まあ信長は一応、亡兄に拝謁して尾張守の自称を許されたらしいが。
ちゃんとした守護になった訳じゃない。
一方の朝倉は歴とした越前の守護職。
その辺り、プライド高い奴らは大変だろうなあ。
当然の如く理解できたアザミちゃんも微妙な表情。
アザミちゃんの現状は例外中の例外。
ある程度までは問題なくても、流石に庶民が将軍(予定)と気軽に喋るなんてありえない。
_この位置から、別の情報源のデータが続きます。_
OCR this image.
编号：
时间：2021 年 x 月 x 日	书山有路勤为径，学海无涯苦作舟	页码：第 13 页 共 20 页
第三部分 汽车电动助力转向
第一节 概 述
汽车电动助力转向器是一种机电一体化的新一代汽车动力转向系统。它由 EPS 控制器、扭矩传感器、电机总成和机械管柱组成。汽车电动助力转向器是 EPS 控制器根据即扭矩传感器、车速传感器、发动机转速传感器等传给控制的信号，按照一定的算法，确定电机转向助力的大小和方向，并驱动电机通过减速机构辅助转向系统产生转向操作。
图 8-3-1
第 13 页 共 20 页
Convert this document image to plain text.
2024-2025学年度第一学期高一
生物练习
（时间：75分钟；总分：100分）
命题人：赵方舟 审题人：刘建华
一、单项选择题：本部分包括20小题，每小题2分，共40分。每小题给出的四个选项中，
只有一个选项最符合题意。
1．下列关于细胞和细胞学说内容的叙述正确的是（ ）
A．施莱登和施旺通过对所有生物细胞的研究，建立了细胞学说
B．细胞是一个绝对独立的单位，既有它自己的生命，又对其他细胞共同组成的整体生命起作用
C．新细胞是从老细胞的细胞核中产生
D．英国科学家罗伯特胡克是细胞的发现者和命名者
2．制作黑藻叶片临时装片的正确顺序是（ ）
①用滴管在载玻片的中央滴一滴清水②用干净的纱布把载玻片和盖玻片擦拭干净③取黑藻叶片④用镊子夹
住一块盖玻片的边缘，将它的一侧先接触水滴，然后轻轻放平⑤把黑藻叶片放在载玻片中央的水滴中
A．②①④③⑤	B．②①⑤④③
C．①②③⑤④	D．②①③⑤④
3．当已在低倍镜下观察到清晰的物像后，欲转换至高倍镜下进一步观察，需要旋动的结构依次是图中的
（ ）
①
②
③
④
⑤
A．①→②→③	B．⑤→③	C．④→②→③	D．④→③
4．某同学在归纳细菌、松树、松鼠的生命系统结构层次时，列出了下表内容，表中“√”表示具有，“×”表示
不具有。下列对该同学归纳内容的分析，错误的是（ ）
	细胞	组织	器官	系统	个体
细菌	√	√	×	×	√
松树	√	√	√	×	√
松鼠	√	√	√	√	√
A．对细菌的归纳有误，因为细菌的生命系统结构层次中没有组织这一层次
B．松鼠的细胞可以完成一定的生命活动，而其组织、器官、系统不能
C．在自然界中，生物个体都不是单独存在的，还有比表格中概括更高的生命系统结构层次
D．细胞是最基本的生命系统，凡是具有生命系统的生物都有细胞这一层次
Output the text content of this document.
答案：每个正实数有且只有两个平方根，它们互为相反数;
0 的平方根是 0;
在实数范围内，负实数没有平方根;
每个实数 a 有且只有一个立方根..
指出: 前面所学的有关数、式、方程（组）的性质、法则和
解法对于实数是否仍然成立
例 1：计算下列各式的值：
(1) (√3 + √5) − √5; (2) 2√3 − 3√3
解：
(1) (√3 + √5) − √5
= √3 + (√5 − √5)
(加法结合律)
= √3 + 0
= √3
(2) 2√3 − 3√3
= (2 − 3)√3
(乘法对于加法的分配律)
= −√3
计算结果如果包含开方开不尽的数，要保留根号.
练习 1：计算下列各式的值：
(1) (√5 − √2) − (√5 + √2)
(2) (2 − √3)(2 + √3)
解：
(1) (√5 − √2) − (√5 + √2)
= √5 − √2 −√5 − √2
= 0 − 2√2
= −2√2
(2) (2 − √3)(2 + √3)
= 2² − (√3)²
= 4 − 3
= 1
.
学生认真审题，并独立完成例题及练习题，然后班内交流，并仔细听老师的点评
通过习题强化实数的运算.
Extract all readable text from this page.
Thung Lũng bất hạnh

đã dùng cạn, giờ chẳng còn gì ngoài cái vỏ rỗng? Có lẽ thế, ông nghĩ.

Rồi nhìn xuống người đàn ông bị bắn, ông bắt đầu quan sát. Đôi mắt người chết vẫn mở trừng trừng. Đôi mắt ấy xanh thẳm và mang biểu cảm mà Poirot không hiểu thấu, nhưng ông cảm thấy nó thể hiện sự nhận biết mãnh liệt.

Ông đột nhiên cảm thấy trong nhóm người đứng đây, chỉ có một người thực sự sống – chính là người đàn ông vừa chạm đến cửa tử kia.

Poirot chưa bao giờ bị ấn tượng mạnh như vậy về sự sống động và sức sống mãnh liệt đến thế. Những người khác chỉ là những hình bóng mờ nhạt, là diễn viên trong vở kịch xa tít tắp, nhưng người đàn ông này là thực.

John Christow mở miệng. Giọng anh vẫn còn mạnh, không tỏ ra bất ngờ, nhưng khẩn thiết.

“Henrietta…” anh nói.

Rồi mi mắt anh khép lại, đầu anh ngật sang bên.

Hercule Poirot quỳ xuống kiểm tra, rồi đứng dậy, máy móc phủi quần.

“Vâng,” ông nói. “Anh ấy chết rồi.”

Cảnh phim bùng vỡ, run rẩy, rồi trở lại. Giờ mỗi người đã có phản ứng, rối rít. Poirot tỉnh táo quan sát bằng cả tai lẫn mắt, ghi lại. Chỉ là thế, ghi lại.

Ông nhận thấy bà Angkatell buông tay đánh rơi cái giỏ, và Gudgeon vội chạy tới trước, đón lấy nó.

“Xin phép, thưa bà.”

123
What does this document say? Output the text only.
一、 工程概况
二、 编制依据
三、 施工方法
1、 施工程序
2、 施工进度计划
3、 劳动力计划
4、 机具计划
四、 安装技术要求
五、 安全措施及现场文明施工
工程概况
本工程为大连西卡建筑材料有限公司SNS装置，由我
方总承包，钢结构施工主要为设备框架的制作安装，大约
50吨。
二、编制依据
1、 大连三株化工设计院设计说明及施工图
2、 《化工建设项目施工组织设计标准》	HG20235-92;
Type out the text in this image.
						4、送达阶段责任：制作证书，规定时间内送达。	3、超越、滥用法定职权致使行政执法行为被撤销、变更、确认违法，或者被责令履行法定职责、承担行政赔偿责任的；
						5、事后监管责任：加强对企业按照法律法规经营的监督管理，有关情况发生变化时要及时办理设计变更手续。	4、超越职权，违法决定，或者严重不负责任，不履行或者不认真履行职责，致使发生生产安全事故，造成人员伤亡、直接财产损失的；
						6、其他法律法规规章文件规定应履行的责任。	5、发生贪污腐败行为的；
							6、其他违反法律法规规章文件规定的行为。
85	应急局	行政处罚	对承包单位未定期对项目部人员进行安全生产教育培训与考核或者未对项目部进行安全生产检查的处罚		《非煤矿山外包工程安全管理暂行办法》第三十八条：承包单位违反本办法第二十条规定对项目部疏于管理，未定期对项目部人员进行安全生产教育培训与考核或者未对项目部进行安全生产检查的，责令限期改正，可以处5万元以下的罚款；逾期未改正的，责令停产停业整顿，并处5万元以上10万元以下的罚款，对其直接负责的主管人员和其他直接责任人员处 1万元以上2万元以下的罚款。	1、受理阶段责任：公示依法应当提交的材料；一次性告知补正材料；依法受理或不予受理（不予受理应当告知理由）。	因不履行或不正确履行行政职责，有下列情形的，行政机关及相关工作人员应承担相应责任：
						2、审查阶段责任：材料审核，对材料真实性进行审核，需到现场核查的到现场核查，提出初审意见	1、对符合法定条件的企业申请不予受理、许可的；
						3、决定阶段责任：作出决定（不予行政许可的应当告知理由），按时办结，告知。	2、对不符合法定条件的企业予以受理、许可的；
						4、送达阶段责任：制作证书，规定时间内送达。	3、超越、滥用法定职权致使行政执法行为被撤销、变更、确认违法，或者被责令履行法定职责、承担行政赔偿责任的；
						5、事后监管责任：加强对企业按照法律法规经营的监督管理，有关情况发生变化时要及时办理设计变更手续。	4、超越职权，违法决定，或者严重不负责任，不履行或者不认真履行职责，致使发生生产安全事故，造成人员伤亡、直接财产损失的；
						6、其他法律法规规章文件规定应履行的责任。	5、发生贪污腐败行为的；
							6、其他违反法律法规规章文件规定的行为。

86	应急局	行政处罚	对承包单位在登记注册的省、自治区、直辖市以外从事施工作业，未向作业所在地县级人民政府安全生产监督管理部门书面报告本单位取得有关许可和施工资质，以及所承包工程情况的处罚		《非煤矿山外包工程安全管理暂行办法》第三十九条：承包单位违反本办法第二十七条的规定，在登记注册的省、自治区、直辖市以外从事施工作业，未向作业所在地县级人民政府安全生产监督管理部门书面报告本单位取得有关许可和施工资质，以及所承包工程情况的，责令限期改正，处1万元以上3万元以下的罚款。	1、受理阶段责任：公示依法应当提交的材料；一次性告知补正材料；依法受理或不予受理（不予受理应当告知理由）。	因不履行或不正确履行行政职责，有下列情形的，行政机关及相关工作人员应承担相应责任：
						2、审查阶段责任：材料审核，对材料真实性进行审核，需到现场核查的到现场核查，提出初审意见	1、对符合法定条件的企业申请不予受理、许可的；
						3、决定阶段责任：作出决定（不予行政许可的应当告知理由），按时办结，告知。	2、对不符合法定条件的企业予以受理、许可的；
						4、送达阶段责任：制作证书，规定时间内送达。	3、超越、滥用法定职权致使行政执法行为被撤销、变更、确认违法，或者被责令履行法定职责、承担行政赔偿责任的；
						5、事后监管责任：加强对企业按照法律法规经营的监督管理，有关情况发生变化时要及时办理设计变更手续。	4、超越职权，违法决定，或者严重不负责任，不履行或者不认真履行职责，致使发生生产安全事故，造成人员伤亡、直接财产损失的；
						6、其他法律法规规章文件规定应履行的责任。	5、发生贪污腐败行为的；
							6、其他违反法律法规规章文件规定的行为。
この時代の身分差は中々のもので、これを崩すのは容易じゃないのだ。
「五郎などとも親しく付き合いたいものだがな」
アザミちゃんのように、と言外に匂わす。
「故実に親しむ御身内ならば、より難しいかと存じます」
「やはりそうか」
もっと若い頃から一緒であればいけたかもしれんが。
既に一定の価値観で固まってしまえば崩すのは難しい。
強制することでもないしなあ。
まあ現状ゴローちゃんとの仲はいい。
彼が私の寵臣と見られるくらいには周囲にも浸透してる。
今はこれで満足しておくか。
「アザミのような者は貴重なのだな」
「もったいないお言葉です」
言葉では恐縮してみせるけど表情はドヤ顔。
うん、素敵。
ホント、アザミちゃんは貴重な存在やね。
彼女の雇用形態は服部さんに委嘱されてるらしい。
服部さんにも確認したら御心のままに…なんて言われた。
解釈に迷うので一旦棚上げ。
あとで本人に確認しよう。
などと考えられる程度にアザミちゃんは気楽だ。
他にもそういう存在が欲しい。
ゴローちゃんがまだ無理となると、年齢が近い三藤あたり。
しかし藤英は堅物なので無理筋な気がする。
となれば式部か兵部。
ここらで仁木爺を長老として扱うことで立ち位置を変えちゃうのもありかな。
爺ちゃんポジションみたく。
あとはまあ、今はまだ堅物っぽいがみっちゃん。
堅物と言っても真面目なだけで、融通が利かないわけじゃない。
これは藤英も同じ。
もういっそのこと、一度ぶっちゃけてみるか?
バカの考え休みに似たり。
自分のことをバカとは思わんが、特別賢いとも思えない。
全員まとめてだと流石に博打なので、一人ずつ様子を見ながら…。
* * *
結果。
「浅次郎殿。あまり近すぎるのはどうかと思いますぞ」
「まあまあ大和守殿。浅次郎は色小姓ですから」
「この五郎、お望みとあればいくらでもお勤めさせて頂く所存!」
「いや、五郎殿はいわば御身内なれば。ご自重願いたい」
アザミちゃんの小姓バージョンは宇野浅次郎。
男色相手の色小姓として認識されており、一部からは苦々しく思われている。
私が元僧侶ということもあってか、色小姓を持ったり男色への忌避感はない。
むしろ、やりすぎ近すぎを危ぶんでいるね。
真面目な藤英と寵臣筆頭を自任するゴローちゃんが。
亡兄と仲良しだった式部は弟に対するかのような接し方に。
義兄ポジか…悪くないね。
兵部とみっちゃんは騒ぎに加わらず傍観、静観。
二人は仲良し。
境遇の差はあれど、シンパシーを感じてるようだ。
まあ、完璧じゃないけど上手くいったと思っていいのだろう。
この体制で乱世を乗り切ろう!
目標は足利幕府が完全な政権となること。
乱世を終わらせ、太平の世をもたらす。
そうするためには今のところ、強い将軍になる以外に思いつかない。
だが織田家が鎌倉幕府でいうところの得宗家になる可能性もないではない。
悩ましいね。
苦手は場面は描写しない、それが長生きの秘訣。